Open Government Data: The Book

By Joshua Tauberer. Second Edition: 2014.
Also available as a Paperback and for Kindle. Tweet me at @JoshData.

House Disbursements

The U.S. House of Representatives publishes its operational spending records in what it calls its Statement of Disbursements. Disbursements include how much our elected representatives and their staffs are paid, what kinds of expenses they have (telephone bills, maintaining their website), and who they are paying for those services. The disbursements records make a great case study in how to do data transparency.

Until 2009, those records were only made available in a printed, hard-bound book. Following a scandal in the United Kingdom’s parliament, and subsequent advocacy efforts by the Sunlight Foundation, the House began publishing its disbursements online in 2009, in PDF files. I evaluated the quality of that data release, at the time, according to the principles of open government data discussed earlier — that evaluation follows below.

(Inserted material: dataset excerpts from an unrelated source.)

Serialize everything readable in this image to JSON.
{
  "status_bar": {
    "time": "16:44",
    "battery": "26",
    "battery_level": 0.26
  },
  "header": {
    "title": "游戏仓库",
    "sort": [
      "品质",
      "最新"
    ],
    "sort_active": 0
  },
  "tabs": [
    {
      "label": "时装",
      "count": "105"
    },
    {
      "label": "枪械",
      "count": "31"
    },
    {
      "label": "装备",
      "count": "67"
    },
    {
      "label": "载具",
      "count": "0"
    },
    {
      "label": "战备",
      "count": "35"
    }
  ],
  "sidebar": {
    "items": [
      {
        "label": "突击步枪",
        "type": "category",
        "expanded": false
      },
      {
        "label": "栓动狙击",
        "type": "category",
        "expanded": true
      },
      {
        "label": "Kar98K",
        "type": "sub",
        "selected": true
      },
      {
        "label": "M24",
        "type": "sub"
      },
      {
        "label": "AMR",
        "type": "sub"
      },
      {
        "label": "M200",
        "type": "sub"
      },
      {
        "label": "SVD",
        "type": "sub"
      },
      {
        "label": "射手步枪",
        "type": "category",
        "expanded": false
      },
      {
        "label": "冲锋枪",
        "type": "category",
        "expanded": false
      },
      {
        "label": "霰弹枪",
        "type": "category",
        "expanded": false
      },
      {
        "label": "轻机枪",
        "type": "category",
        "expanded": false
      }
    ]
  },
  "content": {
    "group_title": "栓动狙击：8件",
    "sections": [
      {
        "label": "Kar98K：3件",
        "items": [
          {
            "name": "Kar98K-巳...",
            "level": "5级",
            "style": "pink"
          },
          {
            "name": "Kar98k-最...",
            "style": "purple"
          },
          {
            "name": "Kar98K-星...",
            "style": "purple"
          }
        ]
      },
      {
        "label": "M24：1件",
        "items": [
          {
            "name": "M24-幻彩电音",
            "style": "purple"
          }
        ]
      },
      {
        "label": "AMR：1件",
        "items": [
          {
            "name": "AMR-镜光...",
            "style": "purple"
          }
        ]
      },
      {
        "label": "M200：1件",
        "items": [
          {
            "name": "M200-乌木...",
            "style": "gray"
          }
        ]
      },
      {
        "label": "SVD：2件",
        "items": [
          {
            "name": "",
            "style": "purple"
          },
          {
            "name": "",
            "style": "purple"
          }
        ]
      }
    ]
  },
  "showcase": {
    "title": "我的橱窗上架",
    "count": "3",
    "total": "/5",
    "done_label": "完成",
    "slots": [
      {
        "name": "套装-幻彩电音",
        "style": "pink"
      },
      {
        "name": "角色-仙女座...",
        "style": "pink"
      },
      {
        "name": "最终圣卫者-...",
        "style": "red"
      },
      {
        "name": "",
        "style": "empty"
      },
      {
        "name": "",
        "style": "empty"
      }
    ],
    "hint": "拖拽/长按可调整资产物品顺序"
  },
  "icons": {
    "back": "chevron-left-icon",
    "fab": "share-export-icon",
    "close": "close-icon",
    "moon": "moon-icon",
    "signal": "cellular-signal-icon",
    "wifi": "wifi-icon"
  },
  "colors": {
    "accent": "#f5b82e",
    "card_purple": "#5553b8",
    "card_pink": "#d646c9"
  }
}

It’s now been some six years since that data release, and my evaluation. In that time, and thanks to the continued effort by Daniel Schuman (originally at the Sunlight Foundation, most recently at Demand Progress), the Senate followed the House’s lead (as it usually does) and began publishing its operational spending records online, in PDFs, in 2011. In 2016, the House began publishing its Statement of Disbursements in machine-readable CSV files. For a full history, see Daniel’s report.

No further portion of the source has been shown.